The approach they take is something like this for their Schematron schema:

...
<sch:assert test="count(heading) != 1"
   properties="major-editorial fix-multiple-headers"
>There should be one and only one heading here</sch:assert>
...
<sch:property name="major-editorial" role="task">
    <description>Send back for editorial fix</description>
    <status>error</status>
    <group>editors</group>
</sch:property>
<sch:property name="fix-multiple-headers"  role="fix">
     <description>Fix multiple headers</description>
</sch:property>

So in some context, the document is required to have a heading element, but only one. If this assertion fails, then the SVRL will have an svrl:failed-assert element with property elements carried over. (These can have any elements you like under them, whatever is needed to drive the particular system.)

The system shows a list with the message “There should be one and only one heading here”; if you click on the appropriate button up comes a dialog box with a list of choices whose text comes from the description element: click on one, and the system dispatches all the information in the failed-assert and the properties to which ever handler is in place, here “fix” (to run the XSLT) or "task" (to put it on a task list).

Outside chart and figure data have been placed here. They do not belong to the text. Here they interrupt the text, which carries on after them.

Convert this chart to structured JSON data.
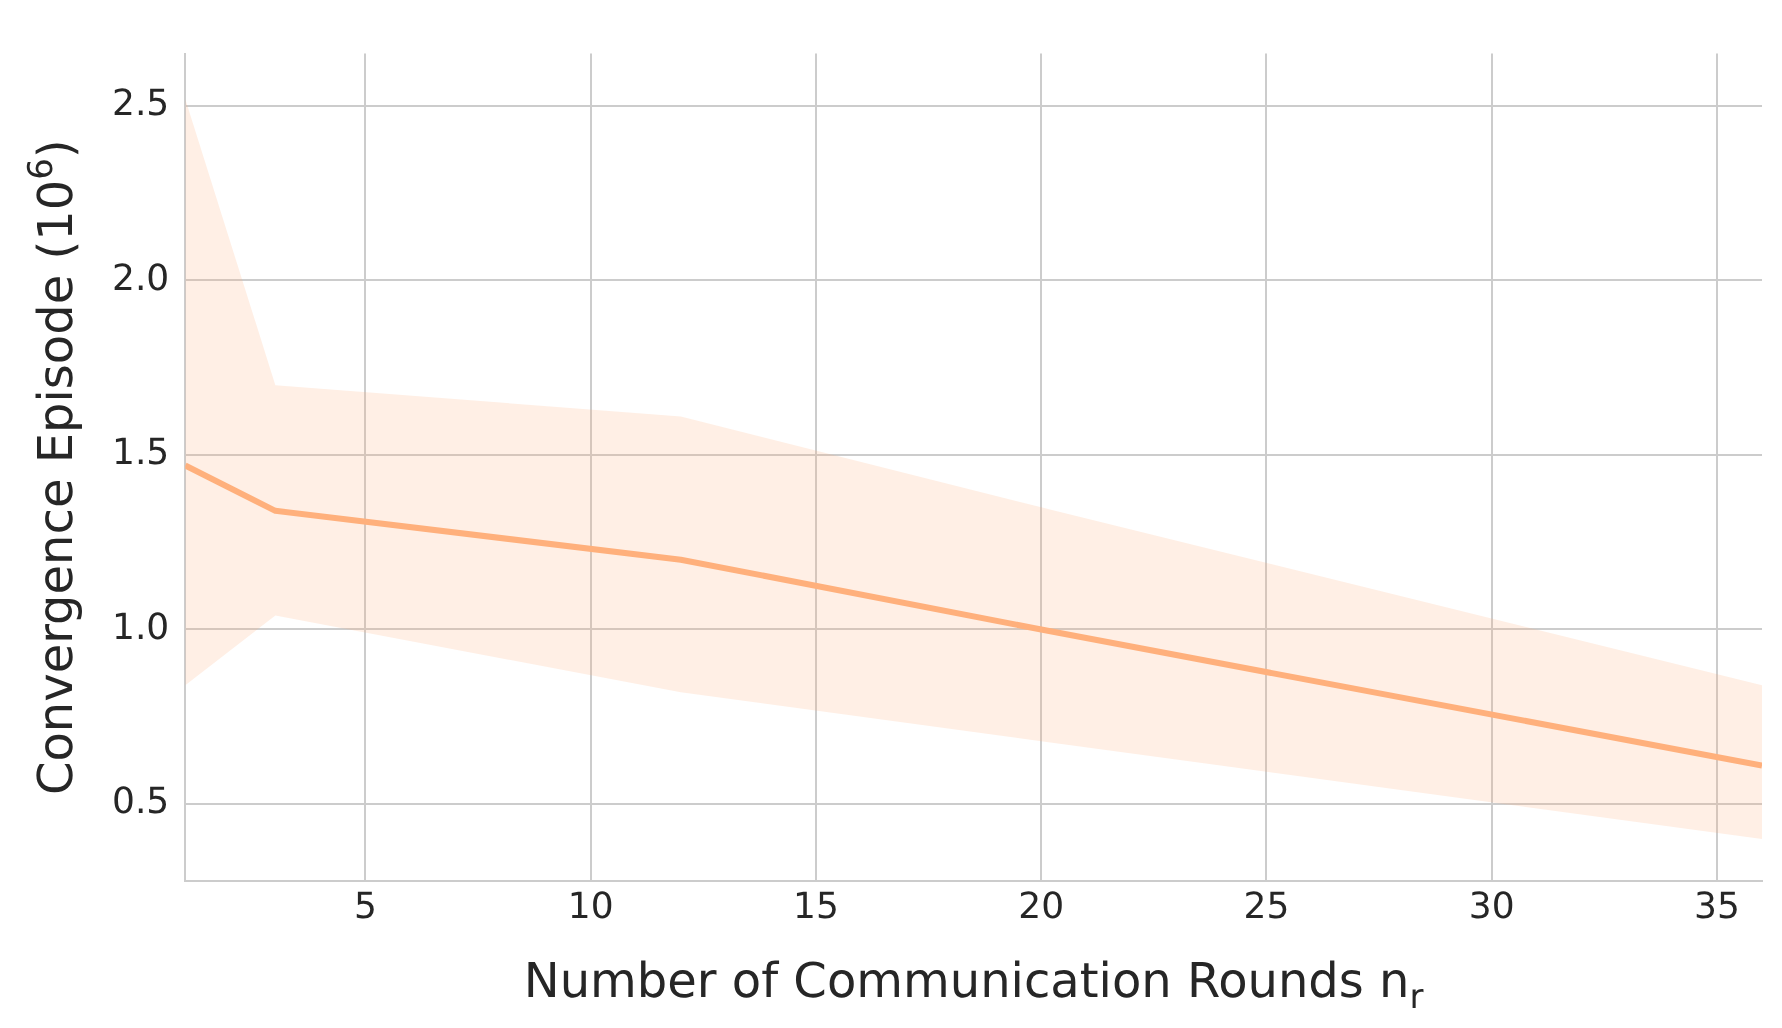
{
  "chart_data": {
    "type": "line",
    "xlabel": "Number of Communication Rounds n$_{r}$",
    "ylabel": "Convergence Episode (10$^{6}$)",
    "x": [
      1,
      3,
      12,
      20,
      36
    ],
    "series": [
      {
        "color": "#ffb07c",
        "values": [
          1.47,
          1.34,
          1.2,
          1.0,
          0.61
        ],
        "lower": [
          0.84,
          1.04,
          0.82,
          0.68,
          0.4
        ],
        "upper": [
          2.52,
          1.7,
          1.61,
          1.35,
          0.84
        ]
      }
    ],
    "xlim": [
      1,
      36
    ],
    "ylim": [
      0.28,
      2.65
    ],
    "xticks": [
      5,
      10,
      15,
      20,
      25,
      30,
      35
    ],
    "yticks": [
      {
        "value": 0.5,
        "label": "0.5"
      },
      {
        "value": 1.0,
        "label": "1.0"
      },
      {
        "value": 1.5,
        "label": "1.5"
      },
      {
        "value": 2.0,
        "label": "2.0"
      },
      {
        "value": 2.5,
        "label": "2.5"
      }
    ],
    "grid": true,
    "legend": false,
    "marker": "none",
    "line_style": "solid"
  }
}
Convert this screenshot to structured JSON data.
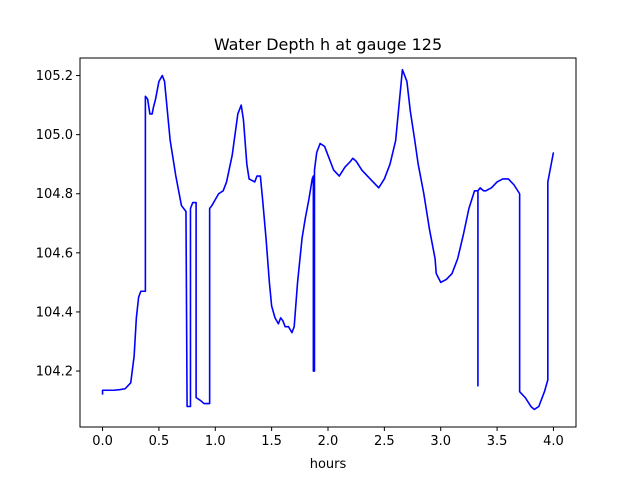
{
  "chart_data": {
    "type": "line",
    "title": "Water Depth h at gauge 125",
    "xlabel": "hours",
    "ylabel": "",
    "xlim": [
      -0.2,
      4.2
    ],
    "ylim": [
      104.0106,
      105.2594
    ],
    "xticks": [
      0.0,
      0.5,
      1.0,
      1.5,
      2.0,
      2.5,
      3.0,
      3.5,
      4.0
    ],
    "xtick_labels": [
      "0.0",
      "0.5",
      "1.0",
      "1.5",
      "2.0",
      "2.5",
      "3.0",
      "3.5",
      "4.0"
    ],
    "yticks": [
      104.2,
      104.4,
      104.6,
      104.8,
      105.0,
      105.2
    ],
    "ytick_labels": [
      "104.2",
      "104.4",
      "104.6",
      "104.8",
      "105.0",
      "105.2"
    ],
    "grid": false,
    "legend": "none",
    "series": [
      {
        "color": "#0000ff",
        "x": [
          0.0,
          0.0,
          0.05,
          0.1,
          0.15,
          0.2,
          0.25,
          0.28,
          0.3,
          0.32,
          0.34,
          0.36,
          0.38,
          0.38,
          0.4,
          0.42,
          0.44,
          0.45,
          0.47,
          0.5,
          0.53,
          0.55,
          0.57,
          0.6,
          0.65,
          0.7,
          0.74,
          0.75,
          0.75,
          0.78,
          0.78,
          0.8,
          0.82,
          0.83,
          0.83,
          0.87,
          0.9,
          0.95,
          0.95,
          0.97,
          1.0,
          1.03,
          1.07,
          1.1,
          1.15,
          1.2,
          1.23,
          1.25,
          1.28,
          1.3,
          1.35,
          1.37,
          1.4,
          1.42,
          1.45,
          1.48,
          1.5,
          1.53,
          1.56,
          1.58,
          1.6,
          1.62,
          1.65,
          1.68,
          1.7,
          1.73,
          1.77,
          1.8,
          1.83,
          1.86,
          1.87,
          1.87,
          1.88,
          1.88,
          1.9,
          1.93,
          1.97,
          2.0,
          2.05,
          2.1,
          2.15,
          2.2,
          2.22,
          2.25,
          2.3,
          2.35,
          2.4,
          2.45,
          2.5,
          2.55,
          2.6,
          2.63,
          2.66,
          2.7,
          2.73,
          2.77,
          2.8,
          2.85,
          2.9,
          2.95,
          2.96,
          3.0,
          3.05,
          3.1,
          3.15,
          3.2,
          3.25,
          3.3,
          3.33,
          3.33,
          3.33,
          3.35,
          3.38,
          3.4,
          3.45,
          3.5,
          3.55,
          3.6,
          3.65,
          3.7,
          3.7,
          3.75,
          3.8,
          3.83,
          3.87,
          3.92,
          3.95,
          3.95,
          3.97,
          4.0
        ],
        "y": [
          104.12,
          104.135,
          104.135,
          104.135,
          104.137,
          104.14,
          104.16,
          104.25,
          104.38,
          104.45,
          104.47,
          104.47,
          104.47,
          105.13,
          105.12,
          105.07,
          105.07,
          105.09,
          105.12,
          105.18,
          105.2,
          105.18,
          105.1,
          104.98,
          104.86,
          104.76,
          104.74,
          104.08,
          104.08,
          104.08,
          104.75,
          104.77,
          104.77,
          104.77,
          104.11,
          104.1,
          104.09,
          104.09,
          104.75,
          104.76,
          104.78,
          104.8,
          104.81,
          104.84,
          104.93,
          105.07,
          105.1,
          105.05,
          104.9,
          104.85,
          104.84,
          104.86,
          104.86,
          104.78,
          104.65,
          104.5,
          104.42,
          104.38,
          104.36,
          104.38,
          104.37,
          104.35,
          104.35,
          104.33,
          104.35,
          104.5,
          104.65,
          104.72,
          104.78,
          104.85,
          104.86,
          104.2,
          104.2,
          104.88,
          104.94,
          104.97,
          104.96,
          104.93,
          104.88,
          104.86,
          104.89,
          104.91,
          104.92,
          104.91,
          104.88,
          104.86,
          104.84,
          104.82,
          104.85,
          104.9,
          104.98,
          105.1,
          105.22,
          105.18,
          105.08,
          104.98,
          104.9,
          104.8,
          104.68,
          104.58,
          104.53,
          104.5,
          104.51,
          104.53,
          104.58,
          104.66,
          104.75,
          104.81,
          104.81,
          104.15,
          104.81,
          104.82,
          104.81,
          104.81,
          104.82,
          104.84,
          104.85,
          104.85,
          104.83,
          104.8,
          104.13,
          104.11,
          104.08,
          104.07,
          104.08,
          104.13,
          104.17,
          104.84,
          104.88,
          104.94
        ]
      }
    ]
  }
}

In the case of this system, they can do all the actions manually using the GUI: they are not trapped by the workflow, at a pinch. But the Schematron validation is the usual way to progress.

I was really pleased to see the use of sch:assert/sch:properties here. It makes it much easier to integrate the results of validation with subsequent automated or UI processes.

When you think about “validation” in the context of a pipeline or collaborative workflow, just having a simple "yes/no" result or static error message creates complexity, because you then need to write code that tries to interpret that result in some actionable way. And then it stops being a declarative or scripting issue and becomes a programming issue, with different SDLC dynamics: often this is too hard, and so a human is put in place to look at log messages and triage.

So Schematron’s properties allow you to attach arbitrary information to validation results, including dynamically generated context-specific values based on the document being validated. The subsequent processes don’t need to open up the document and scrabble around it to get the information they need to progress the document. But, because it done by properties, the pattern/rule/assert elements continue to act as schemas: we are decorating or annotating the schema, not introducing programming code.